Молчание. Долгое, давящее, словно прозвучало вслух то, что никто из них не хотел признавать до этого момента. Казалось бы, слова можно воспринять совершенно по-разному, но тут оба уловили эту вибрацию, пробежавшую между даже не соприкасающимися телами, этот нагревшийся воздух обычно прохладной ночи.
— Я не боюсь, Зак, — уверенно вздёрнула подбородок Бекки, не сомневаясь лишь в одном: она хочет находится сейчас здесь, рядом с ним. И это — правильно, что бы там ни говорила бабушка о коварстве мужчин, — Точнее, если я и испытываю страх, то за тебя и твою жизнь.
— Я не знаю, что ответить, — честно признался Грант, ощущая, как сдавило рёбра неожиданной теснотой. Словно что-то внутри если не появилось, то, определённо, зародилось в этот момент, — Ты или безнадёжная глупышка, что до сих пор не сбежала от меня, или… или просто…
— Просто не хочу бежать, — она вновь улыбнулась, и на этот раз Зак, не удержавшись, повернул голову, чтобы насладиться этим зрелищем и окончательно уплыть в сладкую негу, разливающуюся по венам от таких слов.
Хотелось встать посреди этой чёртовой улицы и просто прижать её к себе, благодаря за этот миг. Но Грант лишь сильней стиснул кулаки в карманах, ускоряя шаг скорее от нервов. Скользкую тему нужно было перевести немедленно, и без того чересчур много откровений принесла эта безумная ночь.
— Можно задать личный вопрос, связанный с твоей семьёй? — первое, что пришло в голову: к счастью, спросить хотелось давно, да еще и сегодняшняя встреча с отцовской подстилкой напомнила о намерениях разобраться. Получив утвердительный кивок, он продолжил, — Кто твоя мать, ты её знаешь?
— Неожиданно, — пробормотала Бекки с лёгкой грустью, не связанной с болезненностью воспоминаний. Не может болеть то, чего нет, — С чего такой интерес?
— Ну, ты ни разу о ней не упоминала. Только отец, — пожал плечами Зак, уже чувствуя, что было глупо спрашивать в лоб, — Не хочешь, можешь не отвечать.
— Отец и бабуля, — поправила Чейз, — Моя семья. Матери я не знала, никогда её не видела. У нас нет ни одной фотографии, а с папой они даже не были женаты.
— Как такое возможно, тебя удочерили? — ещё больше удивился Грант.

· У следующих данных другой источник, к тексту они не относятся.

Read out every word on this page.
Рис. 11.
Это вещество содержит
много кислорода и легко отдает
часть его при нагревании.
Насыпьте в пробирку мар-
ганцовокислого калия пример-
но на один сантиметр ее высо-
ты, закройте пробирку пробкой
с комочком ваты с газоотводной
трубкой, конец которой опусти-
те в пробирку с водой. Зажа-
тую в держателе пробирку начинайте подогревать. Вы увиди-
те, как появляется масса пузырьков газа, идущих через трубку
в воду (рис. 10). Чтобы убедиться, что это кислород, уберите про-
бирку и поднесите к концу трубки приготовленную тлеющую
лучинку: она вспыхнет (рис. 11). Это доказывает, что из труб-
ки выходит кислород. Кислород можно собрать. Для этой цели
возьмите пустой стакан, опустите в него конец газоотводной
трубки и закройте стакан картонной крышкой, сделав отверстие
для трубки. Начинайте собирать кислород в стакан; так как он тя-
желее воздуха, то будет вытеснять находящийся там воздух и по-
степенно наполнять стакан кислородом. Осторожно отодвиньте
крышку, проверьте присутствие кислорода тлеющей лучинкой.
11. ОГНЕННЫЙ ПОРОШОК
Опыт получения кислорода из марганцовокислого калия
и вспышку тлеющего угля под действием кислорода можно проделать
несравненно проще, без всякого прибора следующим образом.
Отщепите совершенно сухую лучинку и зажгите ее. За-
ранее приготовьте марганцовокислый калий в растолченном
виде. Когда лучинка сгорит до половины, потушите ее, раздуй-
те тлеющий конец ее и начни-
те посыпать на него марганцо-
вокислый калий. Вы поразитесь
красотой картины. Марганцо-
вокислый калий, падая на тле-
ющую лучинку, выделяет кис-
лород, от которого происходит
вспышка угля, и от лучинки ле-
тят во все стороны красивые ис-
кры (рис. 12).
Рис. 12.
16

— На самом деле, практически так и было. Мама и папа встретились на каком-то приёме у общих знакомых, и, как он рассказывал, напились до беспамятства. После одной-единственной ночи, которая и запомнилась-то урывками, Лили Стоун исчезла. Он вроде и думать забыл о той случайной связи, а потом ему пришло письмо, что в доме сестёр милосердия родилась его дочь. Они с бабушкой кинулись туда, и всё подтвердилось: мисс Стоун неделю назад родила ребёнка и бросила его вместе с запиской для Гарри Чейза. Мне жутко повезло, что они не стали отказываться от «подкидыша» и тут же забрали меня от монахинь, дав свою фамилию и вырастив, ни разу не усомнившись в нашем родстве. Я похожа на папу, так что сомнений у меня нет, — тихо, почти неслышно, закончила Бекки свой невесёлый рассказ, ожидая реакции слушателя.
Заккари напряжённо молчал. Лилиан Стоун — подозрения подтвердились, и он не знал, как поступить и как не выдать своего волнения. Значит, эта сучка завела на стороне дочь, да ещё и бросила её… Навешала отцу на уши макароны из вранья — хах, сколько же лет он ждал подтверждения, что её «верность» липовая и не стоит выеденного яйца. Ещё больше поражал тот факт, что из всего населения Клифтона, да что там, из всей женской половины планеты именно дочь его злейшего врага оказалась способна ворваться своим ароматом яблок с корицей под кожу. Может, они с отцом похожи больше, чем ему бы хотелось?